Athletes wanting to take advantage of the benefits Rooibos has to offer, should pay special attention to how the drink is prepared in order to maximise its benefits. Rooibos should be brewed with one to two teaspoons of loose tea leaves or one teabag per cup (250 ml) of boiling water for at least five minutes. Steeping it for longer will increase the antioxidant content of the tea by 30%. Also don’t pour boiling water directly on the teabag as this destroys the antioxidants. The tea can then be enjoyed immediately or stored in the fridge.
According to scientists Rooibos contains other plant chemicals which account for its short-term effects in calming the nervous system and the gastrointestinal system, which should help to still pre-race jitters.
Du Toit adds that because Rooibos has no caffeine, higher consumption can be comfortably taken without unwanted side effects.
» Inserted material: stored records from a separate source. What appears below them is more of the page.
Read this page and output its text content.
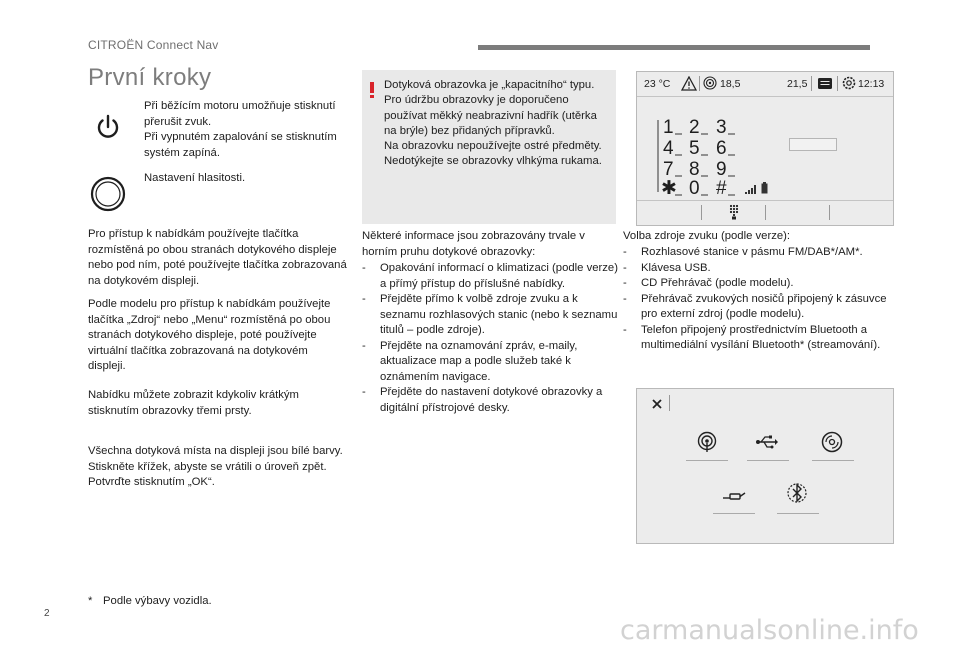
CITROËN Connect Nav
První kroky
Při běžícím motoru umožňuje stisknutí přerušit zvuk.
Při vypnutém zapalování se stisknutím systém zapíná.
Nastavení hlasitosti.
Pro přístup k nabídkám používejte tlačítka rozmístěná po obou stranách dotykového displeje nebo pod ním, poté používejte tlačítka zobrazovaná na dotykovém displeji.
Podle modelu pro přístup k nabídkám používejte tlačítka „Zdroj“ nebo „Menu“ rozmístěná po obou stranách dotykového displeje, poté používejte virtuální tlačítka zobrazovaná na dotykovém displeji.
Nabídku můžete zobrazit kdykoliv krátkým stisknutím obrazovky třemi prsty.
Všechna dotyková místa na displeji jsou bílé barvy.
Stiskněte křížek, abyste se vrátili o úroveň zpět.
Potvrďte stisknutím „OK“.
* Podle výbavy vozidla.
Dotyková obrazovka je „kapacitního“ typu.
Pro údržbu obrazovky je doporučeno používat měkký neabrazivní hadřík (utěrka na brýle) bez přidaných přípravků.
Na obrazovku nepoužívejte ostré předměty.
Nedotýkejte se obrazovky vlhkýma rukama.
Některé informace jsou zobrazovány trvale v horním pruhu dotykové obrazovky:
- Opakování informací o klimatizaci (podle verze) a přímý přístup do příslušné nabídky.
- Přejděte přímo k volbě zdroje zvuku a k seznamu rozhlasových stanic (nebo k seznamu titulů – podle zdroje).
- Přejděte na oznamování zpráv, e-maily, aktualizace map a podle služeb také k oznámením navigace.
- Přejděte do nastavení dotykové obrazovky a digitální přístrojové desky.
23 °C	18,5	21,5	12:13
1 2 3
4 5 6
7 8 9
✱ 0 #
Volba zdroje zvuku (podle verze):
- Rozhlasové stanice v pásmu FM/DAB*/AM*.
- Klávesa USB.
- CD Přehrávač (podle modelu).
- Přehrávač zvukových nosičů připojený k zásuvce pro externí zdroj (podle modelu).
- Telefon připojený prostřednictvím Bluetooth a multimediální vysílání Bluetooth* (streamování).
2
carmanualsonline.info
It’s also a great choice before bed and has relaxing effects that promote quality sleep.
“Another important benefit lies in the use of Rooibos as a healthy fluid and electrolyte replacement. Rooibos contains measurable levels of calcium, copper, iron, magnesium, sodium, potassium and zinc, which offers athletes the critical electrolytes and minerals they need for sustained performance.”
Two Oceans runners can use Rooibos tea as a pre-run or mid-race hydration or to boost post-run recovery. Runners should be consuming at least 500ml to 750ml of liquid an hour to sustain their energy levels during the race.